Because these proteins can be manipulated using magnetic fields, the discoveries also open the door to ‘magnetogenetics’ — the idea of using a directed magnetic field to ‘turn on’ a label remotely and, say, alter the binding of nearby proteins to initiate a therapeutic response deep inside the body. “That’s very exciting to think about,” says Shaner. Other applications for these quantum sensors might become apparent in the future, he adds. “There’s huge potential there, somewhere. I think it’s not totally clear what’s possible, yet.”

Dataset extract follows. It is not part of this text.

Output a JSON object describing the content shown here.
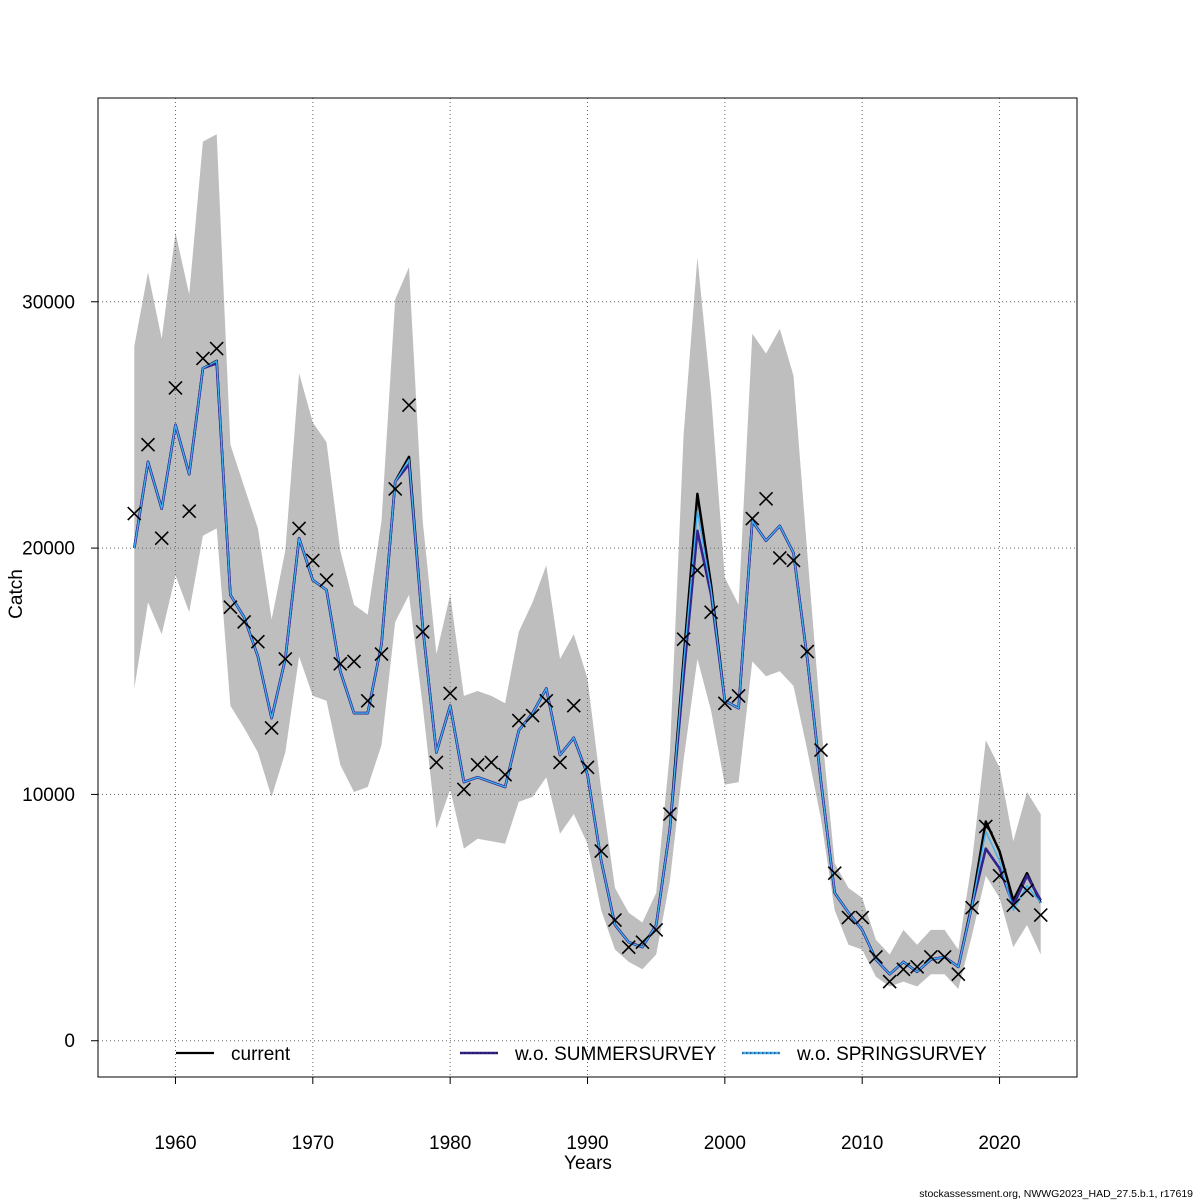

The idea of perfecting quantum sensors that can be used inside cells is early days but promising, says Morton. “People have been trying to work out: what’s the next NV? What’s the next-generation quantum sensor?” Fluorescent proteins might be a contender, he says, but they have a long way to go to prove that their benefits outweigh their disadvantages, such as fragility, when compared with NV diamonds.
Maurer disagrees, pointing to the genetic ‘targetability’ of fluorescent proteins as a massive advantage. “It’s not that we abandoned diamond,” he says, but he thinks fluorescent proteins will win the day for quantum sensing inside cells.
Jayich is also excited about the possibilities, especially as researchers enhance and perfect these proteins. “This is just the beginning,” she says. “Even where it’s at now, it’s going to be already better than the other quantum sensors for certain applications in biology. It’s not crazy. It’s really exciting.”